New data from the Bureau of Economic Analysis shows that prices continue to rise at breakneck speed—and much faster than the Federal Reserve has projected. The Personal Consumption Expenditures Price Index (PCEPI), which is the Fed’s preferred measure, grew at a continuously compounding annual rate of 6.3 percent from March 2021 to March 2022, up from 6.1 percent in the previous month.
Prices have grown 4.0 percent per year since January 2020, just prior to the pandemic. If the Fed had instead delivered 2-percent inflation over this period, prices would be 4.6 percentage points lower today.
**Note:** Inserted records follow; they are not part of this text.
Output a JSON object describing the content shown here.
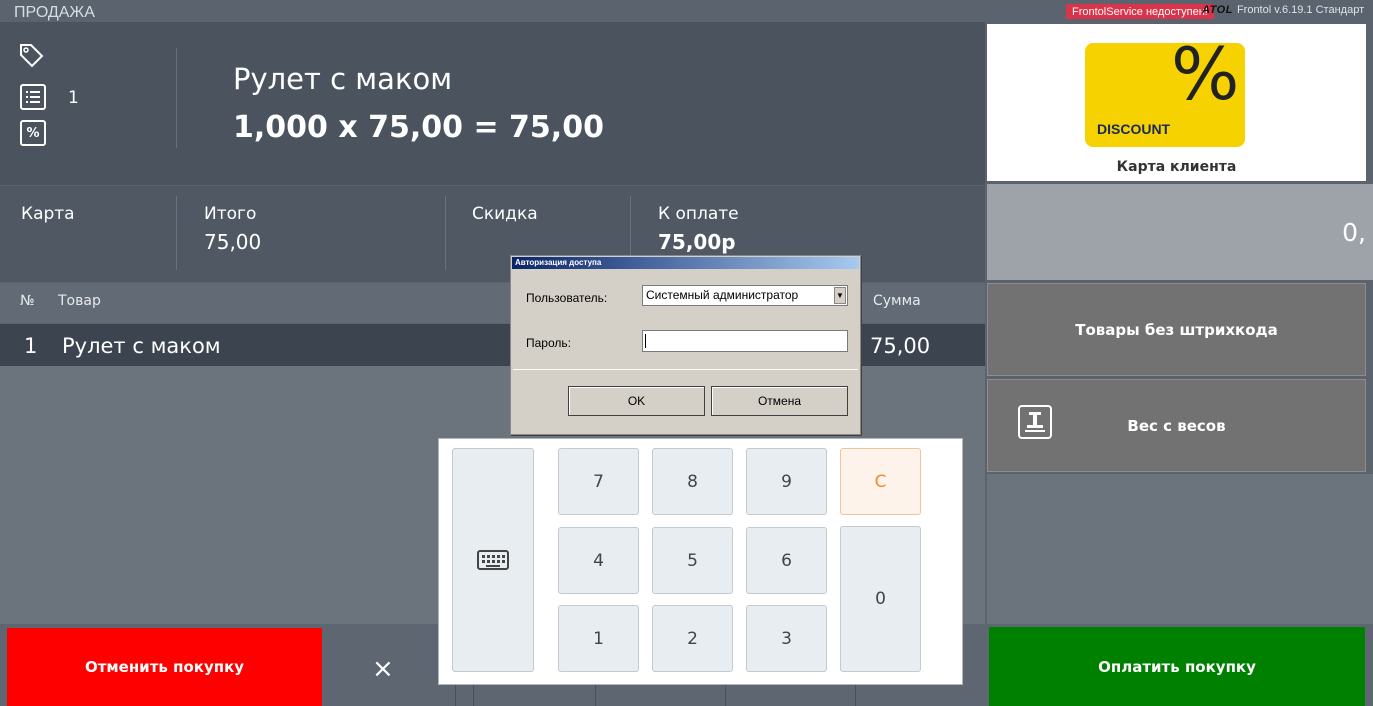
{
  "window": {
    "mode": "ПРОДАЖА",
    "service_status": "FrontolService недоступен!",
    "brand_logo": "ATOL",
    "version": "Frontol v.6.19.1 Стандарт"
  },
  "product": {
    "count": "1",
    "name": "Рулет с маком",
    "calculation": "1,000 x 75,00 = 75,00",
    "icons": [
      "tag-icon",
      "list-icon",
      "percent-icon"
    ]
  },
  "totals": {
    "card_label": "Карта",
    "total_label": "Итого",
    "total_value": "75,00",
    "discount_label": "Скидка",
    "to_pay_label": "К оплате",
    "to_pay_value": "75,00р"
  },
  "table": {
    "headers": [
      "№",
      "Товар",
      "Сумма"
    ],
    "rows": [
      {
        "num": "1",
        "name": "Рулет с маком",
        "sum": "75,00"
      }
    ]
  },
  "right_panel": {
    "discount_badge_symbol": "%",
    "discount_badge_text": "DISCOUNT",
    "customer_card_label": "Карта клиента",
    "quantity_value": "0,",
    "no_barcode_button": "Товары без штрихкода",
    "scale_button": "Вес с весов"
  },
  "bottom": {
    "cancel_button": "Отменить покупку",
    "pay_button": "Оплатить покупку",
    "close_symbol": "×"
  },
  "numpad": {
    "keys": [
      "7",
      "8",
      "9",
      "C",
      "4",
      "5",
      "6",
      "1",
      "2",
      "3",
      "0"
    ],
    "keyboard_icon": "keyboard-icon"
  },
  "dialog": {
    "title": "Авторизация доступа",
    "user_label": "Пользователь:",
    "user_value": "Системный администратор",
    "password_label": "Пароль:",
    "password_value": "",
    "ok_button": "OK",
    "cancel_button": "Отмена"
  },
  "colors": {
    "cancel": "#ff0000",
    "pay": "#008000",
    "service_alert": "#d9344a",
    "discount_badge": "#f6d300"
  }
}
The surge in prices has caught most households off-guard. Perhaps more surprisingly, it has caught Fed officials off-guard, as well. Federal Open Market Committee members have consistently underprojected inflation since December 2020. The median FOMC member projections for inflation, which the Fed reports in its quarterly Summary of Economic Projections, are presented in Table 1. In December 2020, the median FOMC member projected inflation would be just 1.9 percent in 2022. The projection climbed to 2.6 percent by December 2021. In March 2022, when the Fed released its most recent Summary of Economic Projections, the median FOMC member projected prices would grow 4.3 percent this year.
Median Inflation Projection
|Projection Date||2021||2022||2023||2024||Longer run|
Table 1. Median FOMC Member Projections for Inflation
Yet, even the most recent revision appears to be insufficient. Forecasts of the price level based on FOMC member projections, which Morgan Timman and I produce for our Monthly Inflation Report, are presented in Figure 2 along with the price level. Prices are currently 0.8 percentage points higher than they would be if they were in line with the median FOMC member projection made in March. They are currently on track to grow 7.1 percent this year.
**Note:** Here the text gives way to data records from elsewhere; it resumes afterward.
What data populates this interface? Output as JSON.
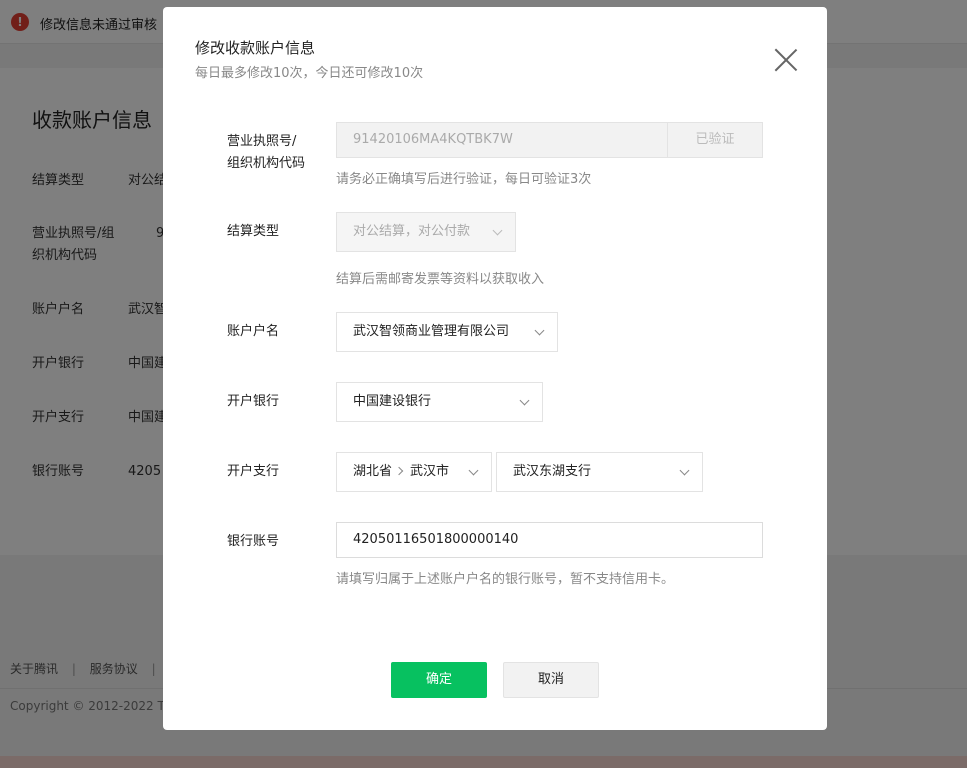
{
  "background": {
    "alert_text": "修改信息未通过审核",
    "section_title": "收款账户信息",
    "rows": [
      {
        "label": "结算类型",
        "value": "对公结"
      },
      {
        "label": "营业执照号/组织机构代码",
        "value": "9"
      },
      {
        "label": "账户户名",
        "value": "武汉智"
      },
      {
        "label": "开户银行",
        "value": "中国建"
      },
      {
        "label": "开户支行",
        "value": "中国建"
      },
      {
        "label": "银行账号",
        "value": "4205"
      }
    ],
    "footer_links": [
      "关于腾讯",
      "服务协议"
    ],
    "copyright": "Copyright © 2012-2022 Te"
  },
  "modal": {
    "title": "修改收款账户信息",
    "subtitle": "每日最多修改10次，今日还可修改10次",
    "license": {
      "label_line1": "营业执照号/",
      "label_line2": "组织机构代码",
      "value": "91420106MA4KQTBK7W",
      "verify_label": "已验证",
      "hint": "请务必正确填写后进行验证，每日可验证3次"
    },
    "settlement": {
      "label": "结算类型",
      "value": "对公结算，对公付款",
      "hint": "结算后需邮寄发票等资料以获取收入"
    },
    "account_name": {
      "label": "账户户名",
      "value": "武汉智领商业管理有限公司"
    },
    "bank": {
      "label": "开户银行",
      "value": "中国建设银行"
    },
    "branch": {
      "label": "开户支行",
      "province": "湖北省",
      "city": "武汉市",
      "branch_value": "武汉东湖支行"
    },
    "account_number": {
      "label": "银行账号",
      "value": "42050116501800000140",
      "hint": "请填写归属于上述账户户名的银行账号，暂不支持信用卡。"
    },
    "ok_label": "确定",
    "cancel_label": "取消"
  },
  "colors": {
    "primary": "#07c160",
    "alert": "#e33e33"
  }
}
Although Fed officials have revised up their projections for inflation considerably, they have not meaningfully changed their course of policy from what was announced last December. It is now clear that those plans were made with very optimistic projections of inflation in mind. Those projections have since been shown to significantly underestimate the extent of the problem. If the Fed were committed to bringing down inflation over the same time horizon, it would have no choice but to increase the speed or intensity of its plan to tighten. That it has not done so reveals that it is unlikely to bring inflation down as quickly as it previously suggested. Indeed, its most recent projections reflect this. The Fed now projects inflation at 2.7 percent in 2023 and 2.3 percent in 2024, up from the 2.3 and 2.1 percent projections made back in December.
The Fed seems resolved to see inflation climb further. I expect FOMC members will revise up their projections of inflation again in June. They should revise their course of action, to bring inflation down as planned, instead.